医療機関の廃業急増 高齢化と後継者不在が要因
株式会社帝国データバンクが発表した「医療機関の倒産・休廃業解散動向調査(2024年)」によると、2024年の医療機関の倒産件数は64件、休廃業・解散件数は722件で、ともに過去最多を更新した。倒産件数は2009年の52件を大きく上回り、休廃業・解散件数は10年前の2014年と比べて2.1倍、20年前の2004年と比べて5.6倍に増加している。

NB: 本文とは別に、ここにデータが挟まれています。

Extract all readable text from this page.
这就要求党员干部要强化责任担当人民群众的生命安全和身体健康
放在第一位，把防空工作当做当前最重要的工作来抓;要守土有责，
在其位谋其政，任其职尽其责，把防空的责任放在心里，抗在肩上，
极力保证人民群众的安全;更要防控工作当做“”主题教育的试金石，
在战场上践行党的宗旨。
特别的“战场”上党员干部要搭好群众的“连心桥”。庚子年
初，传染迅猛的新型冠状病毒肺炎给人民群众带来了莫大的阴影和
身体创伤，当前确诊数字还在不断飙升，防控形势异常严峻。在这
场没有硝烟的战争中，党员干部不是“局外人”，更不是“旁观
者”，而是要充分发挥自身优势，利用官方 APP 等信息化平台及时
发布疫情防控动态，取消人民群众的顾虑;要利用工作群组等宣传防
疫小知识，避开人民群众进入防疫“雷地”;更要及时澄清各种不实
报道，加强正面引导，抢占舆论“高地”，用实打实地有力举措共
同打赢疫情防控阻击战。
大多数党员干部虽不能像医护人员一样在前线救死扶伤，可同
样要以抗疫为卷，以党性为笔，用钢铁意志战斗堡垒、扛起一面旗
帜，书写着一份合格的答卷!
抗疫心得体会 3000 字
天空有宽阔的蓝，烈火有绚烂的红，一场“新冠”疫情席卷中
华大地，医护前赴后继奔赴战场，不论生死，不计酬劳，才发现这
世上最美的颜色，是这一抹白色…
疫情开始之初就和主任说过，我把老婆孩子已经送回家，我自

業態別では、倒産件数は「診療所」が31件、「歯科医院」が27件、「病院」が6件で、「診療所」と「歯科医院」が過去最多を更新した。休廃業・解散件数は「診療所」が587件、「歯科医院」が118件、「病院」が17件で、「診療所」と「歯科医院」が過去最多となった。
倒産の主因は「収入の減少(販売不振)」が64.1%を占め、コロナ禍での受診控えや補助金削減、資材価格高騰による材料費や設備機器費の増大、人材確保のための賃上げ、コロナ関連融資の返済開始などが背景にある。
休廃業・解散の最大要因は、診療所経営者の高齢化で、70歳以上が54.6%を占める。また、診療所の50.8%が後継者不在と回答しており、今後さらに増加すると予想される。
2023年度の医療費は約47兆3000億円で過去最高を更新したが、事業環境の悪化により倒産・休廃業が増加。2025年も高水準で推移し、2026年には1000件に達する可能性が高まっているという。